Carlisle Brake & Friction (CBF) recently showcased its latest technologies, including the quick fill master cylinder and the puller slave cylinder for the tractor market.
For over 30 years, Carlisle Brake & Friction (CBF) has been a supplier of brake systems and friction components to the agriculture and forestry industry. In 2005, CBF expanded its brake system capabilities with the acquisition of ArvinMeritors off-highway braking division (formerly known as Lucas Girling). Recently, CBF launched several new products for the Indian market targeting changing technological trends in the tractor industry. These products can replace the traditional linkages-based brake actuation with hydraulic-based actuation to give operators a passenger car brake pedal 'feel and improved driver comfort.
Quick-fill master cylinder
Operator comfort is the key advantage a quick-fill master cylinder technology provides when compared to the older master cylinder technology. The quick-fill is actuated when the pedal is applied and the plunger moves forward, displacing fluid from the larger chamber and brake master cylinder to the brakes.

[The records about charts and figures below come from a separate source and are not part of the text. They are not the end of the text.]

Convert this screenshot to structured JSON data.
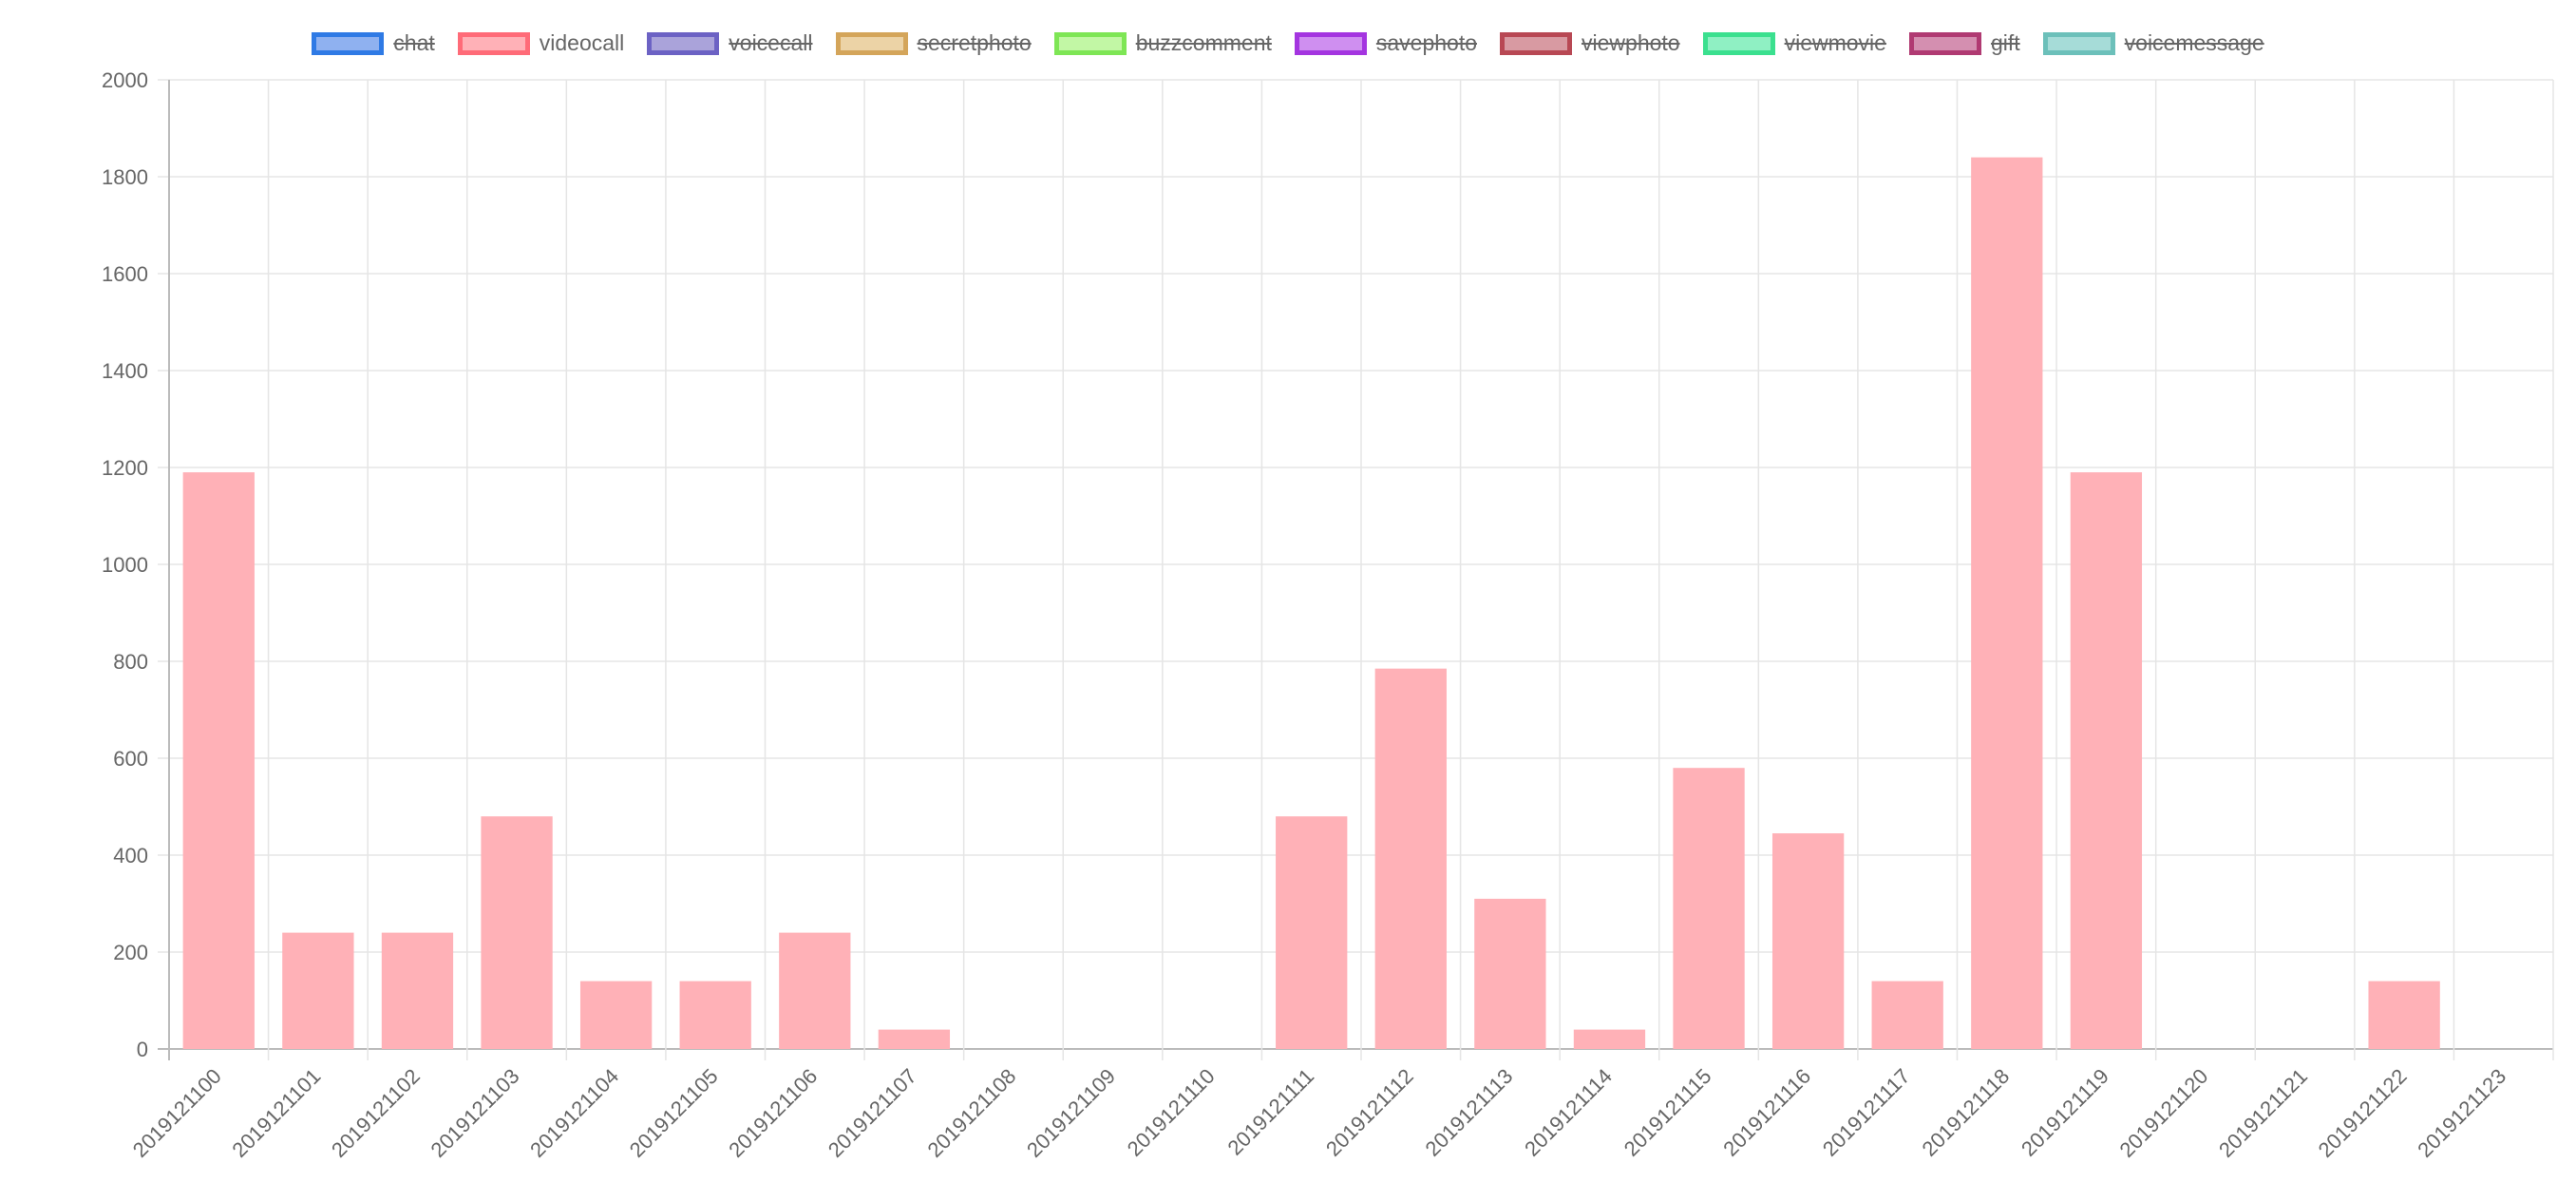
{
  "legend": {
    "items": [
      {
        "label": "chat",
        "fill": "#8fb1f0",
        "border": "#2f7ae5",
        "hidden": true
      },
      {
        "label": "videocall",
        "fill": "#ffb1b7",
        "border": "#ff6b78",
        "hidden": false
      },
      {
        "label": "voicecall",
        "fill": "#aaa3da",
        "border": "#6c62c4",
        "hidden": true
      },
      {
        "label": "secretphoto",
        "fill": "#ecd3a6",
        "border": "#d4a55a",
        "hidden": true
      },
      {
        "label": "buzzcomment",
        "fill": "#c2f7a5",
        "border": "#7ee655",
        "hidden": true
      },
      {
        "label": "savephoto",
        "fill": "#cf8ff0",
        "border": "#a435e0",
        "hidden": true
      },
      {
        "label": "viewphoto",
        "fill": "#d89aa2",
        "border": "#b84854",
        "hidden": true
      },
      {
        "label": "viewmovie",
        "fill": "#8ff0c3",
        "border": "#3be08f",
        "hidden": true
      },
      {
        "label": "gift",
        "fill": "#d48fb0",
        "border": "#b03a72",
        "hidden": true
      },
      {
        "label": "voicemessage",
        "fill": "#a6dcd8",
        "border": "#6cc0ba",
        "hidden": true
      }
    ]
  },
  "chart_data": {
    "type": "bar",
    "categories": [
      "2019121100",
      "2019121101",
      "2019121102",
      "2019121103",
      "2019121104",
      "2019121105",
      "2019121106",
      "2019121107",
      "2019121108",
      "2019121109",
      "2019121110",
      "2019121111",
      "2019121112",
      "2019121113",
      "2019121114",
      "2019121115",
      "2019121116",
      "2019121117",
      "2019121118",
      "2019121119",
      "2019121120",
      "2019121121",
      "2019121122",
      "2019121123"
    ],
    "series": [
      {
        "name": "videocall",
        "color": "#ffb1b7",
        "values": [
          1190,
          240,
          240,
          480,
          140,
          140,
          240,
          40,
          0,
          0,
          0,
          480,
          785,
          310,
          40,
          580,
          445,
          140,
          1840,
          1190,
          0,
          0,
          140,
          0
        ]
      }
    ],
    "ylim": [
      0,
      2000
    ],
    "yticks": [
      0,
      200,
      400,
      600,
      800,
      1000,
      1200,
      1400,
      1600,
      1800,
      2000
    ],
    "grid": true,
    "legend_position": "top",
    "title": "",
    "xlabel": "",
    "ylabel": "",
    "colors": {
      "grid": "#e5e5e5",
      "axis": "#bbbbbb",
      "tick_text": "#666666"
    }
  }
}
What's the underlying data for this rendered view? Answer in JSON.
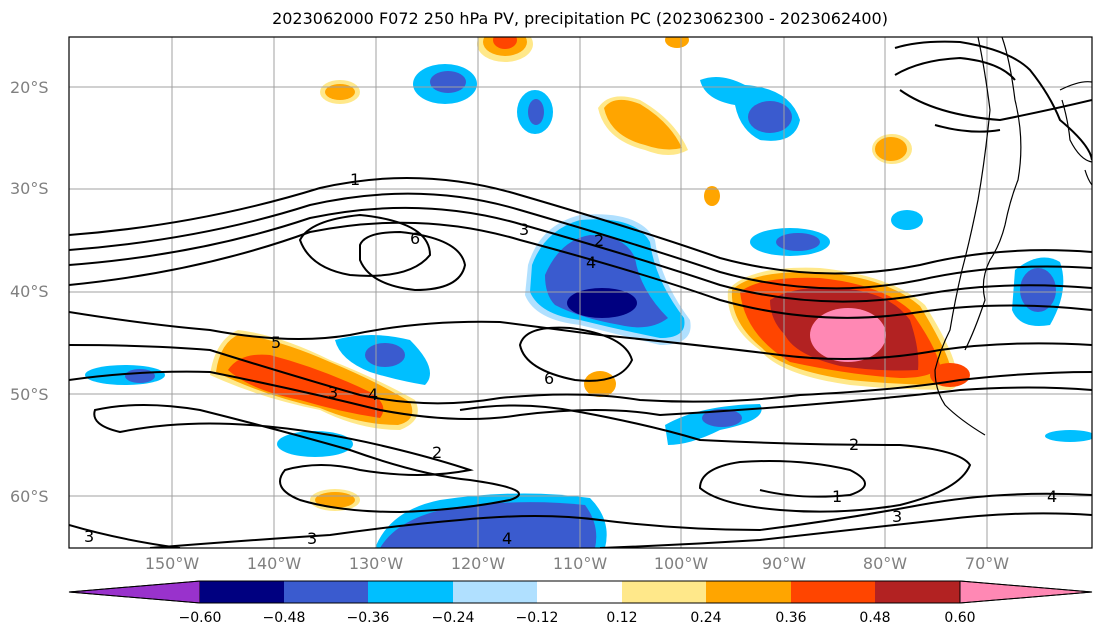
{
  "title": "2023062000 F072 250 hPa PV, precipitation PC (2023062300 - 2023062400)",
  "latitude_labels": [
    "20°S",
    "30°S",
    "40°S",
    "50°S",
    "60°S"
  ],
  "longitude_labels": [
    "150°W",
    "140°W",
    "130°W",
    "120°W",
    "110°W",
    "100°W",
    "90°W",
    "80°W",
    "70°W"
  ],
  "colorbar": {
    "ticks": [
      "−0.60",
      "−0.48",
      "−0.36",
      "−0.24",
      "−0.12",
      "0.12",
      "0.24",
      "0.36",
      "0.48",
      "0.60"
    ],
    "colors": [
      "#9932cc",
      "#000080",
      "#3a5bcf",
      "#00bfff",
      "#b0e0ff",
      "#ffffff",
      "#ffe88a",
      "#ffa500",
      "#ff4500",
      "#b22222",
      "#ff88b4"
    ]
  },
  "contour_labels": [
    "1",
    "1",
    "2",
    "2",
    "2",
    "3",
    "3",
    "3",
    "3",
    "3",
    "4",
    "4",
    "4",
    "4",
    "5",
    "6",
    "6"
  ]
}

The fluid from the quick-fill chamber flows through the non-return valve and quickly fills the brake. The additional fluid volume from the quick-fill chamber is used to take up the running clearance at the drum-brake wheel cylinders. When an optimal pressure is achieved in the brake line, ie, when the running clearance is gone and the brake needs to be pressurised to torque, pressure will be built up in the brake master cylinder, but only after the non-return valve closes off. Any additional oil volume required compensating for brake stiffness or hose expansion due to pressurisation, for example, will be available from the plunger. However, the fluid that needs to be displaced from the quick-fill chamber for this to occur must go somewhere, in this case to the tank through the vent hole. One fine-tuned feature of this system is that it ensures that when the cylinder is first applied, the oil in the quick-fill chamber will flow through the non-return valve rather than out to reservoir. Some oil will inevitably get vented out, but this feature ensures most of the fluid is directed to the brake.
In emergencies, the operator may still stamp on the pedal, even though he does not want the high pedal force to be created by the quick-fill chamber diameter. In this case, the pressure-relief valve will crack open and relieve the back pressure created because the oil will not be able to get through the non-return valve quick enough. When the pedal is released, the cylinder recuperates from the quick-fill chamber through the non-return valve and the quick-fill chamber recuperates via the centre valve opening, letting oil flow readily from the reservoir.
CBFs cylinder has a self-bleed function that ensures that if air gets into the brake master cylinder and enters the annular section in front of the main master-cylinder seal, it will be ejected through the self-bleed hole each time the cylinder is stroked. This air will then be pushed out through the vent hole and into the reservoir, so the cylinder is self-bleeding, but will not bleed air from the brake system, if the air is not in the master cylinder.
Puller slave cylinder
This slave cylinder has been designed with the option for actuating a park brake. The service brake and park brake can be applied independently with the CBF design. To reduce the load required at the handbrake (to operate the park brake) the service brake can be applied and immediately after the handbrake can be operated at a much lower effort to provide the required park brake torque.
There will be a small partial vacuum created in the braking system when conducting this particular 'park brake procedure. This vacuum level will be dependent on various system characteristics including length/diameter of the hydraulic piping, slave cylinder diameter, master cylinder diameter and stroke, etc. However, CBF master cylinders are specifically designed to reduce the effects of partial vacuum by replacing fluid in the brake system through internal recuperation.